A tour of the architecture, the research it copies, and the difference between a measured result and a self-reported one.

Grant discovery is a fragmentation problem before it is an AI problem. A researcher in climate-adapted agriculture has to check Grants.gov, NSF's portal, USDA's NIFA, DOE, and a long tail of private foundations, each with its own search box, its own vocabulary, and its own idea of what a deadline field looks like. The work is not hard so much as it is scattered, and scattered work is exactly what a well-built agent can compress.

This tool is an independent build of a published system: Zhisheng Tang and Mayank Kejriwal's "A Compound AI Agent for Conversational Grant Discovery", out of USC and GRAIL, presented at the 2026 ACM Conference on Agentic and AI Systems. Their live version runs at grail.page. I rebuilt the architecture to understand it from the inside, and show that today, AI can help us bring academic ideas to life in the real world - quickly and easily.

Two layers, loosely coupled

The paper's core idea is a compound system: several components in sequence rather than one model doing everything. There are two.
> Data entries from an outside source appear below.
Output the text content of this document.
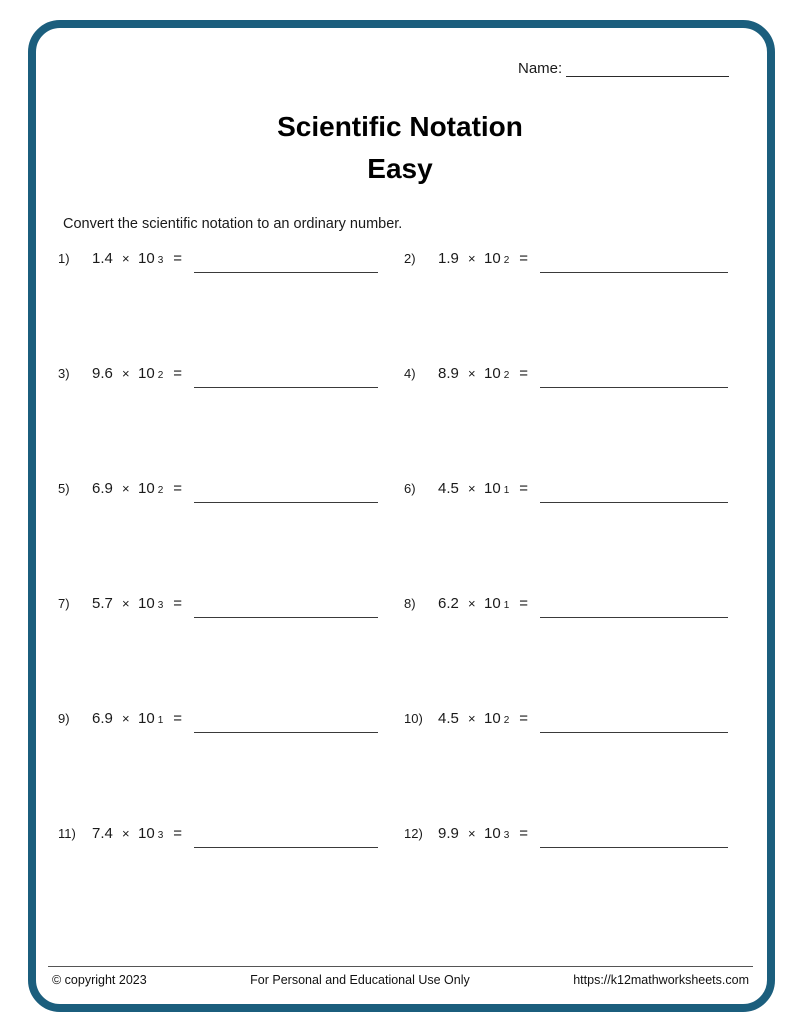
Name:
Scientific Notation
Easy
Convert the scientific notation to an ordinary number.
1)	1.4 × 10 3 =	2)	1.9 × 10 2 =
3)	9.6 × 10 2 =	4)	8.9 × 10 2 =
5)	6.9 × 10 2 =	6)	4.5 × 10 1 =
7)	5.7 × 10 3 =	8)	6.2 × 10 1 =
9)	6.9 × 10 1 =	10)	4.5 × 10 2 =
11)	7.4 × 10 3 =	12)	9.9 × 10 3 =
© copyright 2023	For Personal and Educational Use Only	https://k12mathworksheets.com
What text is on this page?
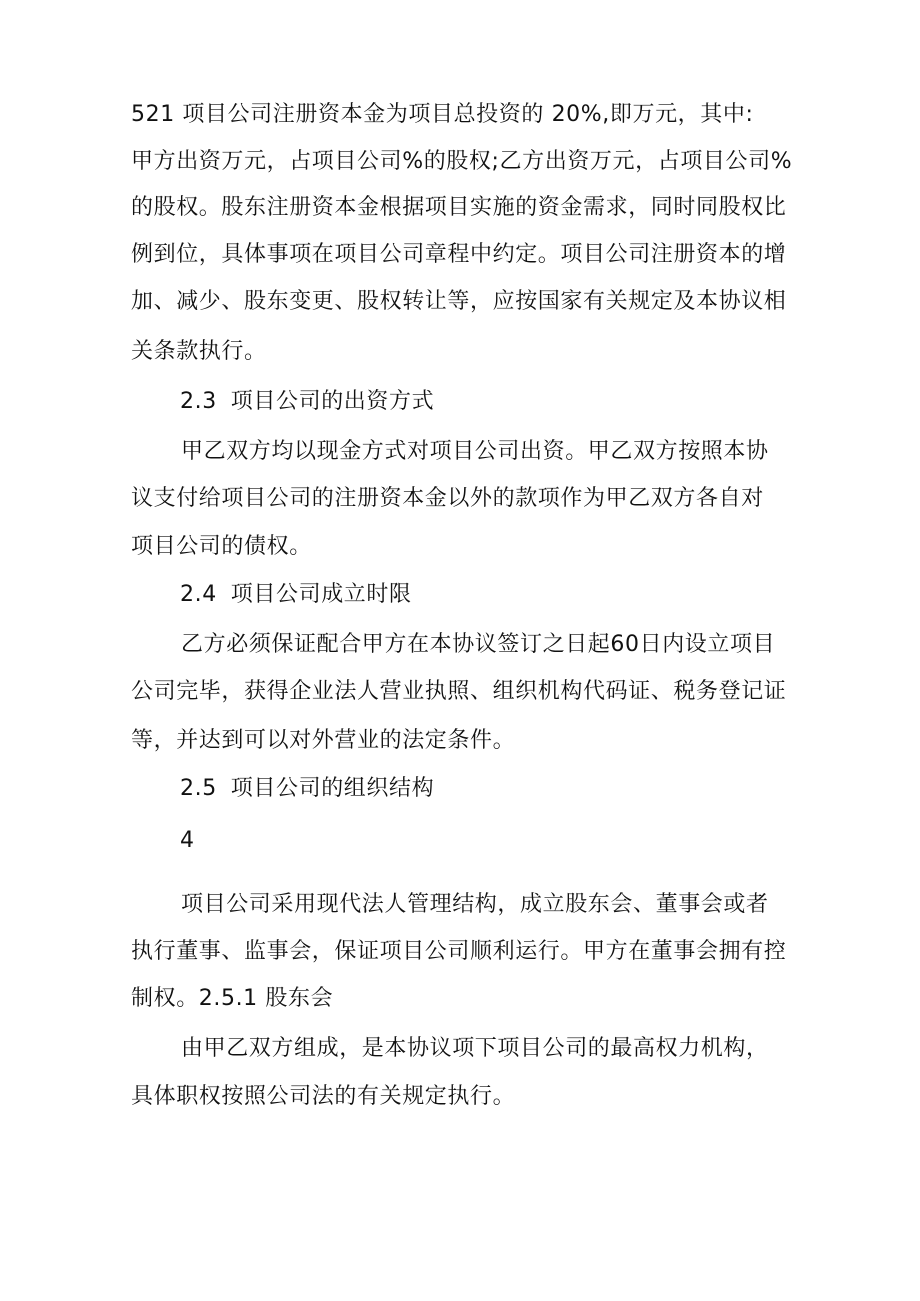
521 项目公司注册资本金为项目总投资的 20%,即万元，其中:
甲方出资万元，占项目公司%的股权;乙方出资万元，占项目公司%
的股权。股东注册资本金根据项目实施的资金需求，同时同股权比
例到位，具体事项在项目公司章程中约定。项目公司注册资本的增
加、减少、股东变更、股权转让等，应按国家有关规定及本协议相
关条款执行。
2.3 项目公司的出资方式
甲乙双方均以现金方式对项目公司出资。甲乙双方按照本协
议支付给项目公司的注册资本金以外的款项作为甲乙双方各自对
项目公司的债权。
2.4 项目公司成立时限
乙方必须保证配合甲方在本协议签订之日起60日内设立项目
公司完毕，获得企业法人营业执照、组织机构代码证、税务登记证
等，并达到可以对外营业的法定条件。
2.5 项目公司的组织结构
4
项目公司采用现代法人管理结构，成立股东会、董事会或者
执行董事、监事会，保证项目公司顺利运行。甲方在董事会拥有控
制权。2.5.1 股东会
由甲乙双方组成，是本协议项下项目公司的最高权力机构，
具体职权按照公司法的有关规定执行。
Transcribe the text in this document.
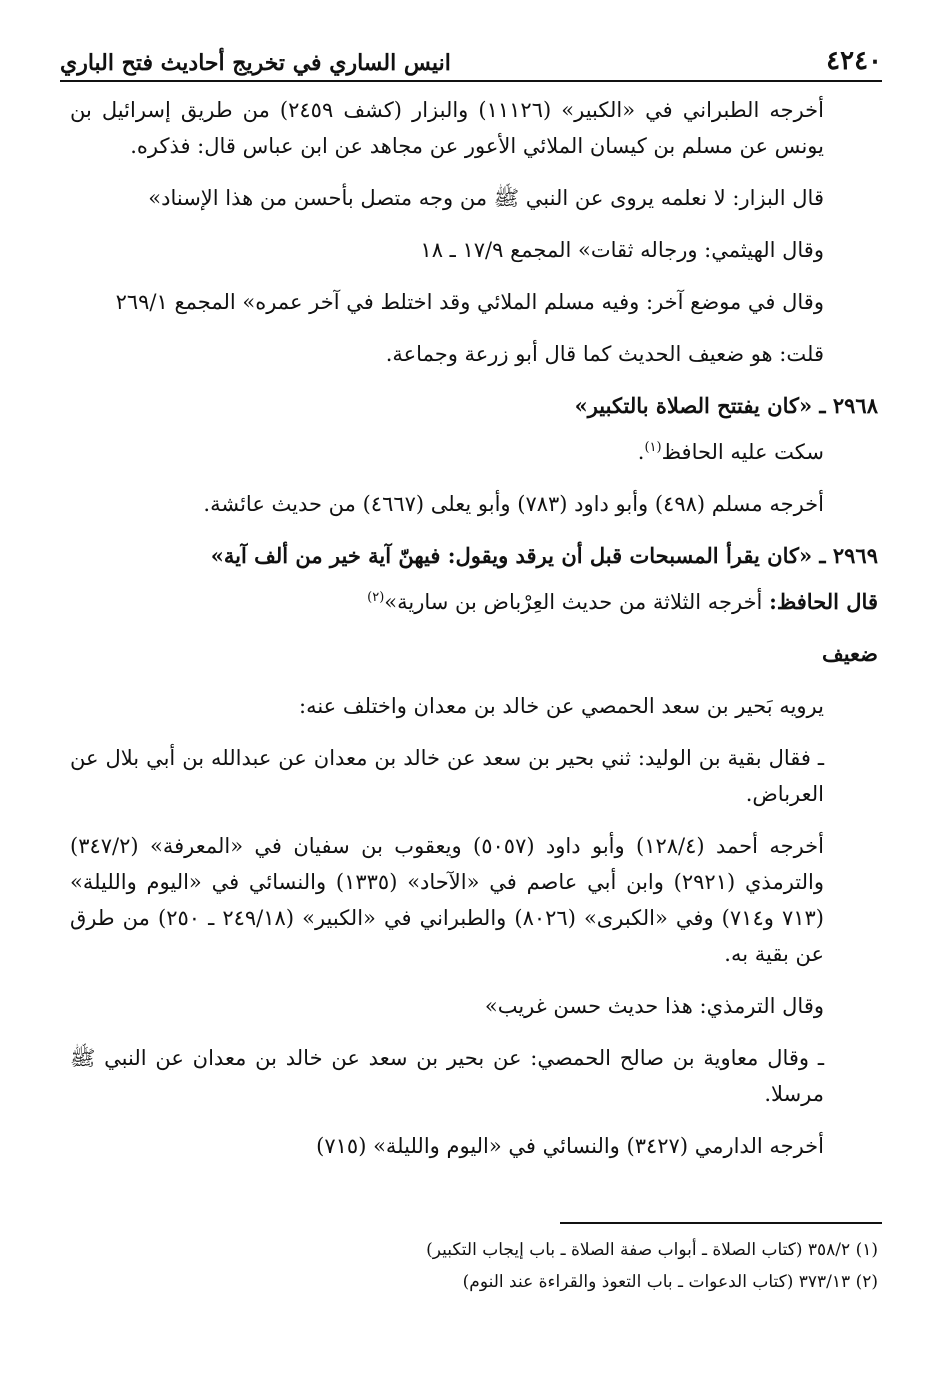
انيس الساري في تخريج أحاديث فتح الباري	٤٢٤٠

أخرجه الطبراني في «الكبير» (١١١٢٦) والبزار (كشف ٢٤٥٩) من طريق إسرائيل بن يونس عن مسلم بن كيسان الملائي الأعور عن مجاهد عن ابن عباس قال: فذكره.

قال البزار: لا نعلمه يروى عن النبي ﷺ من وجه متصل بأحسن من هذا الإسناد»

وقال الهيثمي: ورجاله ثقات» المجمع ١٧/٩ ـ ١٨

وقال في موضع آخر: وفيه مسلم الملائي وقد اختلط في آخر عمره» المجمع ٢٦٩/١

قلت: هو ضعيف الحديث كما قال أبو زرعة وجماعة.

٢٩٦٨ ـ «كان يفتتح الصلاة بالتكبير»

سكت عليه الحافظ$^{(١)}$.

أخرجه مسلم (٤٩٨) وأبو داود (٧٨٣) وأبو يعلى (٤٦٦٧) من حديث عائشة.

٢٩٦٩ ـ «كان يقرأ المسبحات قبل أن يرقد ويقول: فيهنّ آية خير من ألف آية»

قال الحافظ: أخرجه الثلاثة من حديث العِرْباض بن سارية»$^{(٢)}$

ضعيف

يرويه بَحير بن سعد الحمصي عن خالد بن معدان واختلف عنه:

ـ فقال بقية بن الوليد: ثني بحير بن سعد عن خالد بن معدان عن عبدالله بن أبي بلال عن العرباض.

أخرجه أحمد (١٢٨/٤) وأبو داود (٥٠٥٧) ويعقوب بن سفيان في «المعرفة» (٣٤٧/٢) والترمذي (٢٩٢١) وابن أبي عاصم في «الآحاد» (١٣٣٥) والنسائي في «اليوم والليلة» (٧١٣ و٧١٤) وفي «الكبرى» (٨٠٢٦) والطبراني في «الكبير» (٢٤٩/١٨ ـ ٢٥٠) من طرق عن بقية به.

وقال الترمذي: هذا حديث حسن غريب»

ـ وقال معاوية بن صالح الحمصي: عن بحير بن سعد عن خالد بن معدان عن النبي ﷺ مرسلا.

أخرجه الدارمي (٣٤٢٧) والنسائي في «اليوم والليلة» (٧١٥)

(١) ٣٥٨/٢ (كتاب الصلاة ـ أبواب صفة الصلاة ـ باب إيجاب التكبير)
(٢) ٣٧٣/١٣ (كتاب الدعوات ـ باب التعوذ والقراءة عند النوم)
The first is an aggregation layer. In the paper, LLM-equipped browser agents crawl Grants.gov, DARPA, and foundation websites on a biweekly schedule, pass the raw HTML through a language model with a schema, and extract canonical fields like title, description, URL, and end date into a unified index. By their count the index holds about 11,800 opportunities, and foundations dominate it at 8,696, followed by NSF at 805 and a tail of NIH, DARPA, and DOE. I followed that idea but took a shortcut that happens to be a real improvement: instead of scraping foundations, this tool queries Kindora, which already maintains a corpus from IRS 990 filings and funder sites. Federal opportunities come live from the Grants.gov public API. Both are normalized into one record shape at request time, so the agent never has to know which portal a result came from.

The second layer is the query agent: a ReAct-style loop with exactly two tools, search_index and web_search. You can hand it a proposal PDF and it reads the full text as context, pulling out the domain and methods itself rather than asking you to type keywords. Its strategy is fixed and deliberately conservative: search the structured index first, because that data is grounded and verifiable, and only fall back to web search when the index comes up thin or you ask about something posted in the last few days. Every result it shows is tied to a real URL from a tool call. The design exists specifically to stop a language model from doing the thing language models love to do, which is confidently describe a grant program that does not exist.

One deviation: where the paper serves cached, pre-crawled data, this prototype queries Kindora and Grants.gov live on each request. For a single-instance build that trades a little latency for zero crawl infrastructure and fresher federal data. If you wanted the paper's exact setup, you would mirror both sources into a Postgres index on a schedule and search that. But why?

The dubious 30-to-10 number

The headline claim from the paper is that discovery time drops from 30 to 45 minutes of manual portal searching to under 10 minutes. It is a genuinely useful framing of the problem, and I use it as a design target. It is also not a benchmark.

The authors are explicit about this. The paper offers no formal evaluation and no controlled comparison. The 30-to-45-minute baseline is described as what a manual search "typically" takes, and the under-10-minutes figure comes from a walkthrough scenario, not a timed study with participants. The same goes for the other numbers you will see quoted: 3,000-plus users, a first token within two seconds, the biweekly refresh. These are deployment observations and product telemetry, reported in good faith, but they are not results in the sense a reviewer would mean the word. There is no control group, no task suite, no measure of whether the opportunities surfaced were the right ones.

So the real version is this: the architecture is sound and the efficiency story is plausible, but anyone citing specific time savings as a proven outcome is overreading the paper. AI can arguably make discovery faster, but its not going to make it better without your very human judgement of the results.

What to measure next

The interesting open question is not speed, it is precision. A system that returns twelve opportunities in eight seconds has done nothing for you if three of them are off-topic and the best fit is missing. The claims that would actually move me are recall and relevance against a labeled set: given a real proposal and an expert's shortlist of programs that fit it, how many does the agent find, and how much of what it returns is noise. None of the deployed systems, this one included, report that yet. Until they do, the efficiency numbers are a story about convenience, not about quality.

That gap is the whole reason to build in public. You can read the code, run it against your own work, and see exactly which tool was called and why before you trust a single result.